Among the Americans she appeared with were Billy Eckstine, Al Cohn and Wild Bill Davison. She found an appropriate niche with touring jazz packages, notably the Pizza Express All Stars, and the Best of British Jazz.

She became one of an occasional group with her peers Barbara Jay and Rosemary Squires in the touring Tribute to Ella Fitzgerald, and the superlative singing of the three women is heard on a Spotlite album from 1994. The full flower of Maxine Daniels's talent was best captured in her first solo CD, for Humphrey Lyttelton's Calligraph label, recorded in 1995. Here she was accompanied as she so often was by Ted Beament, an outstanding pianist with whom she established a unique rapport.
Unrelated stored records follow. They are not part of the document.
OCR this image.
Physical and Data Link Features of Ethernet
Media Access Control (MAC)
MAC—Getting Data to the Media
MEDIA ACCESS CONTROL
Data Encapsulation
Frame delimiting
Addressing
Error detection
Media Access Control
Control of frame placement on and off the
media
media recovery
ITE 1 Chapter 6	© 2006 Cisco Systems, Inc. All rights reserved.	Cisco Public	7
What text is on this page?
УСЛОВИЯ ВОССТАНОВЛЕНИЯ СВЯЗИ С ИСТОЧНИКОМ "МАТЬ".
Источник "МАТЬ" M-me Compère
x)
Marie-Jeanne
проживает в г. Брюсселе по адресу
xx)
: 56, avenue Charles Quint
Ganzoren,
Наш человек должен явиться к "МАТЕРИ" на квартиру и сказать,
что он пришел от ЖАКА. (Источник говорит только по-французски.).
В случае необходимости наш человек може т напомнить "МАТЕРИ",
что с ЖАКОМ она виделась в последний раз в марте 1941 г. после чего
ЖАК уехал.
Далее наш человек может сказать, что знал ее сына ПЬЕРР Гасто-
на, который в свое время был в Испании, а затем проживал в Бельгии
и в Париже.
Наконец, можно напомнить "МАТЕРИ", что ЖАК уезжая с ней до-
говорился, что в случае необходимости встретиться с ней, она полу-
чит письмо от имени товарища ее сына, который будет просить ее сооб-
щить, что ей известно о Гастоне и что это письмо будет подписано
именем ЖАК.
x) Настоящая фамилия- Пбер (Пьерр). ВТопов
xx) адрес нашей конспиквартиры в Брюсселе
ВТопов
In 1996 she toured with Barbara Jay and Tina May in Ladies of Jazz and she continued to work with the Ella Fitzgerald package until ill-health forced the end of her career.

Steve Voce

December 1962 was the start of one of the worst winters in living memory. I was a new publican at the Two Puddings, Stratford, London E15, and, not being very wise, I had foolishly sacked my cleaner. I was desperately searching for another one when, during a snowstorm, a young woman knocked on the door and asked for a job.

She was a hopeless cleaner but, during a conversation, she told me that she'd had her own TV programme. At first I thought I'd engaged a crank but soon realised she was telling the truth, so I sacked her as a cleaner and took her on as a singer. Her name was Maxine Daniels.

She was a lovely girl who had a stunning voice, but she was shy and always liked to stand at the back of the stage; nevertheless my customers loved her. She worked for me for about a year, during which time Daniel Farson, who was running the Waterman's Arms, used to beg me to take her over there to guest, which I did quite often. He always said that he enjoyed listening to her more than all the other singers that ever sang at the Waterman's, and that included Judy Garland.